L’argomento mi preme molto e condivido totalmente le considerazioni di Rino, del quale ho molto apprezzato un articolo su “Il Timone” sullo stesso argomento, nel quale dichiara che “la storia non è una scienza”, perché tutti stabiliscono prima per chi parteggiare. Difatti è proprio così. Spero che lo capiscano presto i giovani che oggi studiano la storia a scuola: non può esistere un’esposizione ‘equilibrata’ dei fatti storici: se questa c’è è semplicemente sciocca o insulsa. Se l’equilibrio se c’è per sforzo espositivo dell’autore (che dovebbe avere sempre ben chiaro che è il senso della storia che illumina il giudizio sulle fonti e non il contrario), questo può essere accettabile, se l’equilibrio deriva dal fatto che lo storico pensa l’equilibrio come “ontologicamente” esistente (e non come un artificio didattico), allora quello storico è uno sciocco. La storia ha uno sviluppo, una direzione, e il senso del ‘bene’ e del ‘male’ di ogni evento ce lo dà anche la sua durata: al nazionalsocialismo e al comunismo reale la storia (il Signore del tempo e della storia, per chi crede) ha assegnato un tempo limitato, alle conquiste napoleoniche un altro, al papato un altro ancora. Non ci vuole molto a capire.

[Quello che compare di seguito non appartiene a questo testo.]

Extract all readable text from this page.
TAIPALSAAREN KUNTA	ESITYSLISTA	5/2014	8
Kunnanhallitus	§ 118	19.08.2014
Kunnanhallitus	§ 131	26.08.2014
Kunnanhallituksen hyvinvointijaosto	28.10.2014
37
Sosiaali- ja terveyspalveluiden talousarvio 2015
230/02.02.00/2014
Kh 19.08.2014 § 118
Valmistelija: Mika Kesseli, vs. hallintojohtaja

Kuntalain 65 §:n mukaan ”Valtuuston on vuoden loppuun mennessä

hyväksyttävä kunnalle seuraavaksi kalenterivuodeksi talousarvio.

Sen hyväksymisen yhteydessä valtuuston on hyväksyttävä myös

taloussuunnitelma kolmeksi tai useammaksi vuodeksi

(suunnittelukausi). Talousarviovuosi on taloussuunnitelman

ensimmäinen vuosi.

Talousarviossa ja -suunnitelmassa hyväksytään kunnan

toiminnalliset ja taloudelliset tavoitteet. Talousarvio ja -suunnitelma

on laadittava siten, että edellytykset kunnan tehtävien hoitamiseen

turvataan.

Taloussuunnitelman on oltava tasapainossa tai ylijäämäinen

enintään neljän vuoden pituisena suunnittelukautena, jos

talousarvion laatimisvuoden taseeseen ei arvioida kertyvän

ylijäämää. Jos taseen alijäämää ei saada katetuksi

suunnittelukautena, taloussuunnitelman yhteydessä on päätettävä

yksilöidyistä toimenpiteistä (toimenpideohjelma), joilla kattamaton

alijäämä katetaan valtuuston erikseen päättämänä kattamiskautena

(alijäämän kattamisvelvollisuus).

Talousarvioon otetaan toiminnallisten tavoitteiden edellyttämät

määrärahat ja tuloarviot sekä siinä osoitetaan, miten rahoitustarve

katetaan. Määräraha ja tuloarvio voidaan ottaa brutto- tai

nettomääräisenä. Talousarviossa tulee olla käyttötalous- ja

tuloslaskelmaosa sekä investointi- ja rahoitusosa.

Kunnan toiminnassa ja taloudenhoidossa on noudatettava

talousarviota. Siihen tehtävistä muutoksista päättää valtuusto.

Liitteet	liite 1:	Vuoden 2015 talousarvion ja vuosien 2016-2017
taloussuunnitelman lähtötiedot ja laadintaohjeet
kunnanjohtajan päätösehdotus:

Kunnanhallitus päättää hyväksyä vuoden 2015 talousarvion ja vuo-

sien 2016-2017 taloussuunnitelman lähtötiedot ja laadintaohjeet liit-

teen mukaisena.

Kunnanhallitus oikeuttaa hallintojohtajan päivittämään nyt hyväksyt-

Per spiegare il concetto di solito uso questa immagine: per disegnare una retta, un ‘vettore’ (che indica dunque una direzione) sono sufficienti due punti: quello iniziale e “l’intuizione” di quello finale. Gli altri infiniti punti che vi giacciono sopra fanno solo coreografia. Anche per disegnare un piano, che è di gran lunga più visibile di una retta, ne bastano tre. Altri pensano, invece, che per disegnare “un senso” della storia si debbano affastellare fonti fino a raggiungere la torre di Babele. Anche Sergio Luzzatto, che è storico accademico, non è stato al riparo dal fare conclusioni avventate sulle stigmate di Padre Pio, che con tutta evidenza non potevano essere dovute all’uso di acido fenico, come dimostrato da giornalisti e studiosi che storici non sono. Anche lui, evidentemente, ha tratto conclusioni sulla base di ‘precomprensioni’ o ‘pregiudizi’ (pre-giudizi) che con la storia nulla hanno a che vedere, non avendo condotto esperimenti à la Garlaschelli (cioè come fa il Cicap di solito, peraltro senza cogliere nel segno) per dimostrare se l’uso di acido fenico produce (e non le produce) piaghe perforanti.

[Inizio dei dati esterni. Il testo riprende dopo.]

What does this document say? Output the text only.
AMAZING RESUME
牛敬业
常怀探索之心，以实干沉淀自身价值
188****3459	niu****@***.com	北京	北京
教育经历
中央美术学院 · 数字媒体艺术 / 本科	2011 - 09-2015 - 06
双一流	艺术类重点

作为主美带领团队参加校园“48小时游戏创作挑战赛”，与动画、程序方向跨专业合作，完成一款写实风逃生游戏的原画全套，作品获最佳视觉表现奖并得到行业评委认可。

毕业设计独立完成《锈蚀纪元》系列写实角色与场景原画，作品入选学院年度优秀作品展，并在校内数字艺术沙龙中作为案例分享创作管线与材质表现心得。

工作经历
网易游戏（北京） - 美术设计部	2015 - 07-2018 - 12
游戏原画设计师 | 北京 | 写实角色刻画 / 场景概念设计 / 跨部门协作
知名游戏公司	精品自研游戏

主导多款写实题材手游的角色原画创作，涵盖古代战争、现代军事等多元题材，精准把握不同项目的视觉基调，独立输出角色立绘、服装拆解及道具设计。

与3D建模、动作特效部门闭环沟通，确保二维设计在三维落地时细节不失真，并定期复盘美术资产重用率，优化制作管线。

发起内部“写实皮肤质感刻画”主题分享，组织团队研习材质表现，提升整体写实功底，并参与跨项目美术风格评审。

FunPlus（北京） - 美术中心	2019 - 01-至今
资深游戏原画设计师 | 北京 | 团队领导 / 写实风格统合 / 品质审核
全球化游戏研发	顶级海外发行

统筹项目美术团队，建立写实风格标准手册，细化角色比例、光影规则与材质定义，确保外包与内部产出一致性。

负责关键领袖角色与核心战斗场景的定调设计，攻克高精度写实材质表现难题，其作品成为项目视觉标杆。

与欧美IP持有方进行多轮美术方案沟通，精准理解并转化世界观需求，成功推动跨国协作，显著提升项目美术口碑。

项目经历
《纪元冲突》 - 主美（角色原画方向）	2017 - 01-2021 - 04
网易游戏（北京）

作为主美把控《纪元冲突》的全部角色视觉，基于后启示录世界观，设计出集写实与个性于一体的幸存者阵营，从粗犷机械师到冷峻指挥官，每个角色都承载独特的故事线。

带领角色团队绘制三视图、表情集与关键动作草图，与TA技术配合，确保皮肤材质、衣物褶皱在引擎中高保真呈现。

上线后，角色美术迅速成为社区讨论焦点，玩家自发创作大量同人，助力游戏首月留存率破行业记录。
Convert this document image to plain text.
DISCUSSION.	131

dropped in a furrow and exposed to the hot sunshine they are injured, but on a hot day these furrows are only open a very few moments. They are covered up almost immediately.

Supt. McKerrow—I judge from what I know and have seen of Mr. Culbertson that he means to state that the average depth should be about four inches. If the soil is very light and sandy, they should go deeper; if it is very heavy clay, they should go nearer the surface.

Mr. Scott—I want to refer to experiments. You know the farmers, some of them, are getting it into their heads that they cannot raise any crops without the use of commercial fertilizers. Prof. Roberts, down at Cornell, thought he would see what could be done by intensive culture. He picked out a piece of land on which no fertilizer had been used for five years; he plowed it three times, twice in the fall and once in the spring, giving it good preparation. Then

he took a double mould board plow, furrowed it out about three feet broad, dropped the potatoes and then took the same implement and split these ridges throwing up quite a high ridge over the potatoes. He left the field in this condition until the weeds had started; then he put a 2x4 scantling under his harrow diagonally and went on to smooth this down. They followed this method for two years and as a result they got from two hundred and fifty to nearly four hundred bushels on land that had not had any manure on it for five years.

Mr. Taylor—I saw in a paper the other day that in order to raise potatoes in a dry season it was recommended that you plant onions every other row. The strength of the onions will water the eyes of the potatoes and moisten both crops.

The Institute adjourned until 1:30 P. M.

La storia non e’ la matematica. Anche se, per essere obbiettiva, dovrebbe avvicinarglisi. Il taglio ideologico dello storico sempre seziona i fatti accaduti. La neutralita’ piu’ che un sogno e’ impossibile. Essa e’ estranea all’uomo. Infatti pure l’ateo crede. In mille idoli generati dalla sua presunzione. Alcuni considerano la Storia maestra di vita. Peccato che quasi tutti i suoi professori siano degli scolari ignoranti.